New data from NYU Langone Health suggests that the novel coronavirus has been spreading in New York for a couple of months now and a genetic analysis of viral samples in the city indicate that they originated in Europe, according to an announcement from the academic medical center today.
This early data was based on a genetic analysis of the novel coronavirus taken from 75 patients in New York City. The data has not been described yet in a report, pre-print paper, study or peer-reviewed journal.
“We’re just starting this project, but will soon be sequencing 192 viral samples per week with the goal of offering thousands of sequences for analysis in the near future," Adriana Heguy, leader of the research team and director of the Genome Technology Center at NYU Langone Health, said in the announcement.

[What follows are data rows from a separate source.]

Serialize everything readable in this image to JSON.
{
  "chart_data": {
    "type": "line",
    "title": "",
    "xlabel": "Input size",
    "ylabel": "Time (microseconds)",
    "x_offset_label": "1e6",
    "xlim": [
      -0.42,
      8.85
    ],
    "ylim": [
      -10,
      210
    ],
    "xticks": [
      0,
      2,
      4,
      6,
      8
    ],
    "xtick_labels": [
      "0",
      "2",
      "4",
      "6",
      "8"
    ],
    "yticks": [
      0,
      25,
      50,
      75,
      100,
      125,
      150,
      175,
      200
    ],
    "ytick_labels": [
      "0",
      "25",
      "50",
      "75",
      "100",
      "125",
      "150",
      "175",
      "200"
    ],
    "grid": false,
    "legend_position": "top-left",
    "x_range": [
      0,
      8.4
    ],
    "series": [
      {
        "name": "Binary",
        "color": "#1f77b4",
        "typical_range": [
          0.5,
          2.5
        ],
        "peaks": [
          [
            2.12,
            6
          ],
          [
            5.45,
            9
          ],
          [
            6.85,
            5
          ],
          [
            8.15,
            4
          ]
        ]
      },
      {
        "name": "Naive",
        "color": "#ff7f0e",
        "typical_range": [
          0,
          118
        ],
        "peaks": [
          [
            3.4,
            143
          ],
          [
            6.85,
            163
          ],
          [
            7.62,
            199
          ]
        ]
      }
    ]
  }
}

Separately, a pre-print study from Mount Sinai — which was published online today at medRxiv and not yet peer-reviewed — involved sequencing and analyzing 90 complete coronavirus genomes from 84 Covid-19 patients who sought care in the Mount Sinai Health System between Feb. 29 and March 18.
"With increased testing, we observed the emergence of community acquired infections with the majority of the community cases caused by viral isolates from clades that are of European origin," the researchers wrote in the Mount Sinai study.
"Taken together, we provide a first analysis of the SARS-CoV-2 viral genotypes collected from patients seeking medical care," the researchers wrote. "We find that New York City, as an international hub, provides not only a snapshot of the diversity of disease-causing SARS-CoV-2 at the global level but also informs on the dynamics of the pandemic at the local level."